A Fan’s Notes is a sardonic account of mental illness, alcoholism, insulin shock therapy and electroconvulsive therapy, and the black hole of sports fandom. Its central preoccupation with a failure to measure up to the American dream has earned the novel comparisons to Fitzgerald‘s The Great Gatsby. Beginning with his childhood in Watertown, New York, growing up under a sports-obsessed father and following his college years at the USC, where he first came to know his hero Frank Gifford, Exley recounts years of intermittent stints at psychiatric institutions, his failed marriage to a woman named Patience, successive unfulfilling jobs teaching English literature to high school students, and working for a Manhattan public relations firm under contract to a weapons company, and, by way of Gifford, his obsession with the New York Giants.

Exley’s introspective “fictional memoir”, a tragicomic indictment of 1950s American culture, examines in lucid prose themes of celebrity, masculinity, self-absorption, and addiction, morbidly charting his failures in life against the electrifying successes of his football hero and former classmate. The title comes from Exley’s fear that he is doomed to be a spectator in life as well as in sports.

The novel made so deep an impression on me when I read it that I’m afraid to reread it and risk being disappointed (the way I was disappointed by Pynchon’s V when I re-read it a few years ago).  Today Slate reprinted an article about it from 1997:

First published in 1968, the book has been kept alive by zealous readers who feel compelled to promote it, Amway-style, to everyone they meet. Read a chapter or two and you’ll know why. Written by a self-pitying autodidact for consumption by self-pitying autodidacts, A Fan’s Notes divides the world into two camps: tortured, bewildered misfits (Exleys) and serene, fair-haired conformists (Giffords). In America, Exley implies—indeed, he shouts it—a person is either a suffering poet or a cheerful drone.

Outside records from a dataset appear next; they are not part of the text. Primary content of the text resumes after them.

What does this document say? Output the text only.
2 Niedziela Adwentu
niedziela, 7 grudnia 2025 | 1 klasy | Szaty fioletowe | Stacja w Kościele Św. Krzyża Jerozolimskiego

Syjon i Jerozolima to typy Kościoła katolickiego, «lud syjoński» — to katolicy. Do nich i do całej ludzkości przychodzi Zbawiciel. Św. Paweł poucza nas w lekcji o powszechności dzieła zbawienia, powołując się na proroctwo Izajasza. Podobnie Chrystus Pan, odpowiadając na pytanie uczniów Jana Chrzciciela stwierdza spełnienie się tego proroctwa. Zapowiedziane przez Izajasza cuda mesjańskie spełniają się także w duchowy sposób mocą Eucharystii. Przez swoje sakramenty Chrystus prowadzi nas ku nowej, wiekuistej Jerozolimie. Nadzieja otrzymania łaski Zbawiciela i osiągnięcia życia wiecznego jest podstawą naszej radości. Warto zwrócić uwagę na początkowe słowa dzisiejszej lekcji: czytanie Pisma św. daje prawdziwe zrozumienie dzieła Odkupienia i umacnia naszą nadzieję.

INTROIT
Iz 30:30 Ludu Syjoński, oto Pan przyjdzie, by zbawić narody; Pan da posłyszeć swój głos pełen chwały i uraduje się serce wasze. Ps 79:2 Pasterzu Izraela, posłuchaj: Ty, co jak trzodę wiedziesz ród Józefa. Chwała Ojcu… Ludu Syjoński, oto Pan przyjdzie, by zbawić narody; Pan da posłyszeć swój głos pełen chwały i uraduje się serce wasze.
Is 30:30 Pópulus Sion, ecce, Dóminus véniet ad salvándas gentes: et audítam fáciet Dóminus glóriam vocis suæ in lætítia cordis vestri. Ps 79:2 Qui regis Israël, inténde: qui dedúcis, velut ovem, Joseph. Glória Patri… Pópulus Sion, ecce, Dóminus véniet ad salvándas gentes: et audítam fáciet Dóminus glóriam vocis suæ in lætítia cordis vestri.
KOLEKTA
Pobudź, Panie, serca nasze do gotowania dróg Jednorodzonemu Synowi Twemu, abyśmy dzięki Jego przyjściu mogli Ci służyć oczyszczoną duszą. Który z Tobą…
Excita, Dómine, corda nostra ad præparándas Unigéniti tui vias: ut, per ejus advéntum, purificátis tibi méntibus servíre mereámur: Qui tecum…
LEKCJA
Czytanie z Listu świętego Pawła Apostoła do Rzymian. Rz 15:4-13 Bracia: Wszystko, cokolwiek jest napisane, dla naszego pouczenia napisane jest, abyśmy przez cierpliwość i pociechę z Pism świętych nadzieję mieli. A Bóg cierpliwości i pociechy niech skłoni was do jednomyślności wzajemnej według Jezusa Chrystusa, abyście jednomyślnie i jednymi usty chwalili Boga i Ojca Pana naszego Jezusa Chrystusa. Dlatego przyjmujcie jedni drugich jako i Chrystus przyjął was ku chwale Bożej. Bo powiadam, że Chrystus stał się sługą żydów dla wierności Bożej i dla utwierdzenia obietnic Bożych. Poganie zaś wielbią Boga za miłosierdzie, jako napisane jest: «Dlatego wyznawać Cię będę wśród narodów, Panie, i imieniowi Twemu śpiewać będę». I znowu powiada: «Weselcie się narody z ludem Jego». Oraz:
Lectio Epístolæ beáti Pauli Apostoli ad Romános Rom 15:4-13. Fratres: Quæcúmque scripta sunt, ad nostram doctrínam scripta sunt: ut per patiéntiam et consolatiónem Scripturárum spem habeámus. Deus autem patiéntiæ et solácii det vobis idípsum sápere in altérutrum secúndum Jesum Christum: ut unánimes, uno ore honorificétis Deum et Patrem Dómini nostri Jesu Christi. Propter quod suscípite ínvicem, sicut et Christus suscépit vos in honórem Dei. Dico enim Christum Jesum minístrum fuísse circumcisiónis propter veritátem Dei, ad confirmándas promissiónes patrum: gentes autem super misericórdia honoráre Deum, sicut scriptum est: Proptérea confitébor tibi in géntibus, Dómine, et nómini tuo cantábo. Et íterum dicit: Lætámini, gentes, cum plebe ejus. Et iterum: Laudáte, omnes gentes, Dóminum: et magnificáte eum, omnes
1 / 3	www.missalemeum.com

In the years after A Fan’s Notes I kept hoping that Exley would come up with something to rival it.  But he never did.  His other two novels/memoirs were pale imitations, and in real life he was, of course, slowly drinking himself to death (he died in 1992 at the age of 63).  Gifford outlasted him by 23 years, but he didn’t quite manage to age with the dignity befitting his glory days as a football hero.  I wonder if Exley’s one great book will ultimately be what we remember about Gifford.